14

7.1K 1K 64
                                    

Haechan terduduk lemah diatas sofa rumahnya setelah Herin memutuskan pergi darisana tanpa menjawab permintaanya. Mata Haechan tertutup menahan desakkan air mata yang berlomba keluar dari bola matanya.

Tangannya terulur untuk mengelus lembut perutnya yang masih terasa datar namun Haechan dapat merasakan kehangatan sang anak dari dalam sana.

Senyum sendu Haechan perlahan terbit. Ia mengingat kembali disaat ia mengetahui fakta ini. Malam itu disaat ia ingin menghabiskan malam dengan kedua orangtuanya ia mendengar semuanya. Mendengar tentang kutukkan keluarga Mark yang akan menimpanya.

Haechan tentu saja terkejut dan takut. Rasanya ia ingin membawa dirinya lari sejauh mungkin. Ia bahkan sudah memasukkan sebagian bajunya kedalam koper dan berniat akan pergi tengah malam nanti.

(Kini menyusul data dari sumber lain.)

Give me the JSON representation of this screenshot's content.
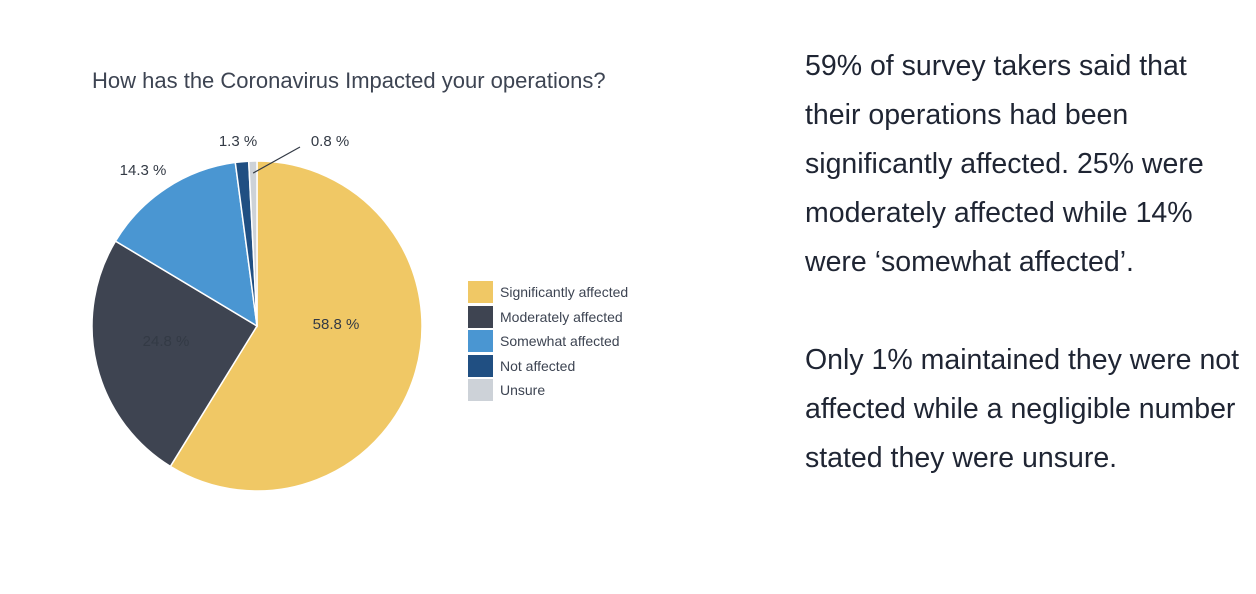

Namun saat ia membasuh wajahnya, tatapan Haechan jatuh pada kalung yang terpasang cantik dilehernya. Ia menatap kalung itu lamat lalu menggenggamnya penuh perasaan. Dan ingatan tentang janji yang Mark ucapkan tegas tanpa keraguan datang padanya.

Haechan kembali tertegun. Ia menatap pantulan dirinya dan bertanya pada dirinya sendiri. Bisakah ia mempercayai seorang Mark Jung? Bisakah ia menghadapi kenyataan bahwa dirinya hanya menjadi tameng dan batu loncatan untuk sang kakak? Bisakah ia bertahan.

"Kau tentu bisa karena aku bersamamu."

Tubuh Haechan menegang bersamaan dengan matanya yang mebulat saat merasakan sapuan hangat pada pundaknya. Ia kembali terlonjak saat mendengar namanya dipanggil kencang oleh sang Mama. Haechan segera keluar dari kamar mandinya dan kembali menatap barang yang telah ia selesai kemas.

Haechan tersenyum tipis dan memutuskan untuk menjalani segalanya terlebih dahulu dan mempercayakan segalanya pada Mark. Dan hingga kini semua janji Mark telah terbukti.

Pria itu menempatkan Haechan pada prioritas utamanya dibandingkan pekerjaan. Selalu memberikan Haechan waktu sebanyak yang Haechan inginkan. Dan kini ketika Haechan hamil, Haechan mampu merasakannya.

Bagaimana rasa senang, takut, cemas dan sedih itu tergambar jelas pada mata Mark. Yang bisa Haechan lakukan hanya dengan tersenyum dan memeluk sang suami dengan erat disetiap kesempatan.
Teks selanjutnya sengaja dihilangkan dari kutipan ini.